GroundWorks DanceTheater in performance
Q: How do you like the APAP experience?
This is the first time we've been to APAP. We were fortunate enough to be part of Ronen Koresh's showcase because we have a great relationship with him. He created a piece on GroundWorks and he loved the company. It's a great opportunity.
Q: How are you getting your bookings right now?
We go to regional conferences where we get to showcase our work. Most of our bookings come through word of mouth and relationships with people that we know. We don't have an agent.
Q: Where is the future dance audience going to come from?
We're participating in the Cleveland Foundation's new initiative called "Engaging the Future" which has eleven Cleveland-based organizations thinking about audience engagement. We received a grant to develop a new project called "It's Your Move" to reach out and extend our geographic presence.
Q: What's the thought process behind it?
We're thinking about what audience engagement really means and how to go about creating new relationships in the community, relationships that move beyond putting people in the seats. If people don't know dance, what is it about us that they can relate to? How do we interact with them and get them interested in coming to shows? We're looking outside the performances and the traditional educational outreach activities to expand our platform.
Q: What form will "It's Your Move" take?
"It's Your Move" is an interactive video project we will be launching in the next couple of months. It is part of a number of initiatives we are experimenting with to foster new relationships and connect in different ways to new constituents and potential audiences.

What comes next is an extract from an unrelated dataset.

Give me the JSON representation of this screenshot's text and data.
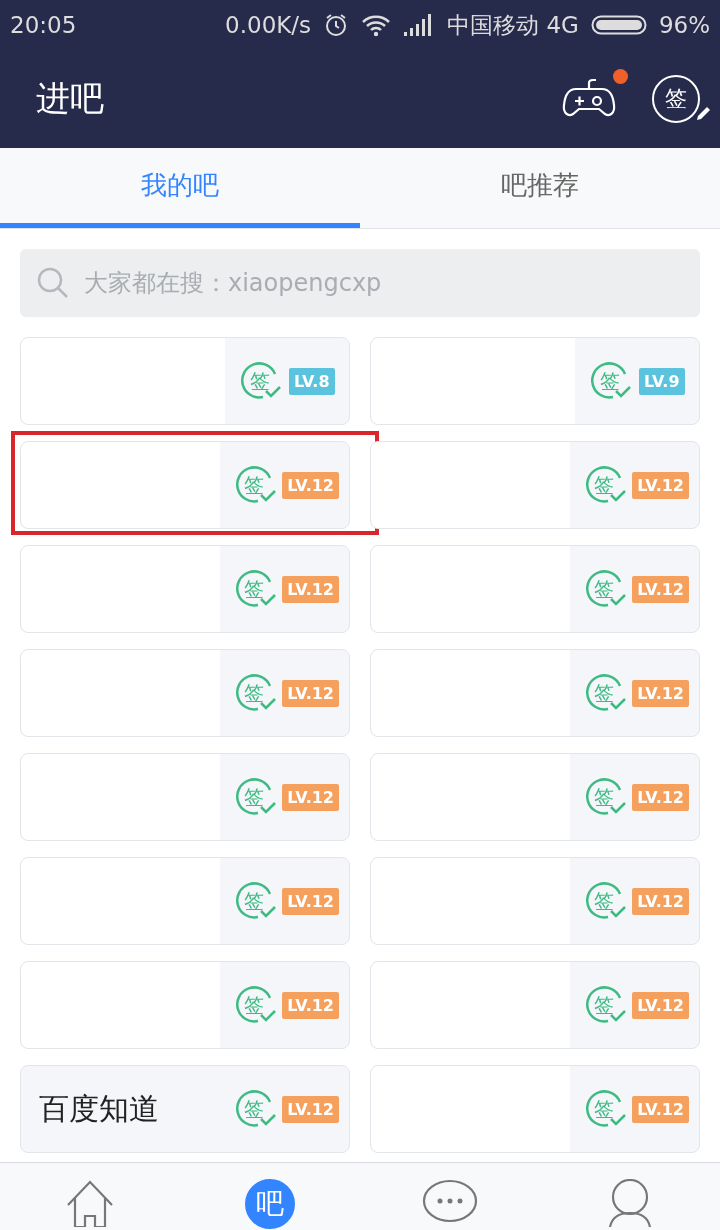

Q: How does this fit in with what Groundworks DanceTheater is all about?
There are different ways of engaging people's imagination, their curiosity, their interest. If we're an organization that's about new work, which is at the heart of our mission, then we need to be thought of in a way that connects to new ideas. The core of what we do is always about dance and working with creative people but we want to know what else we can do. I think that is what will sustain the organization in the long term. We need to have an expanded notion of what a cultural organization can be.
Q: What is GroundWorks' strength and what do you think your audiences are responding to?
A truly interesting and diverse range of new works created on this group by some of the most creative voices in dance today and produced here (Cleveland). In addition to the work, the audiences respond to the quality of the artists, the production values, often the intimacy of the venues and sense of a personal relationship to the organization that is cultivated and fostered over time. Humor, resilience.
Q: What is happening with today's dance audience?
It used to be that the traditional direction of the relationship with the audience was one way. The company decided what it was doing and the audience responded. And we thought that it would always be viable. I think that's no longer the case. People want another direction to that relationship. They want to have some say in how and where and when they experience what you have to offer. I think our strength at GroundWorks is that we have always looked at everything pragmatically and have trusted that the rest would follow.
Q: How has your evolution been from performing dancer to artistic director?
When I think about how I thought of dance as a performer versus now, it's just been fantastic. I don't regret anything. What I've learned is beyond what I could ever have imagined.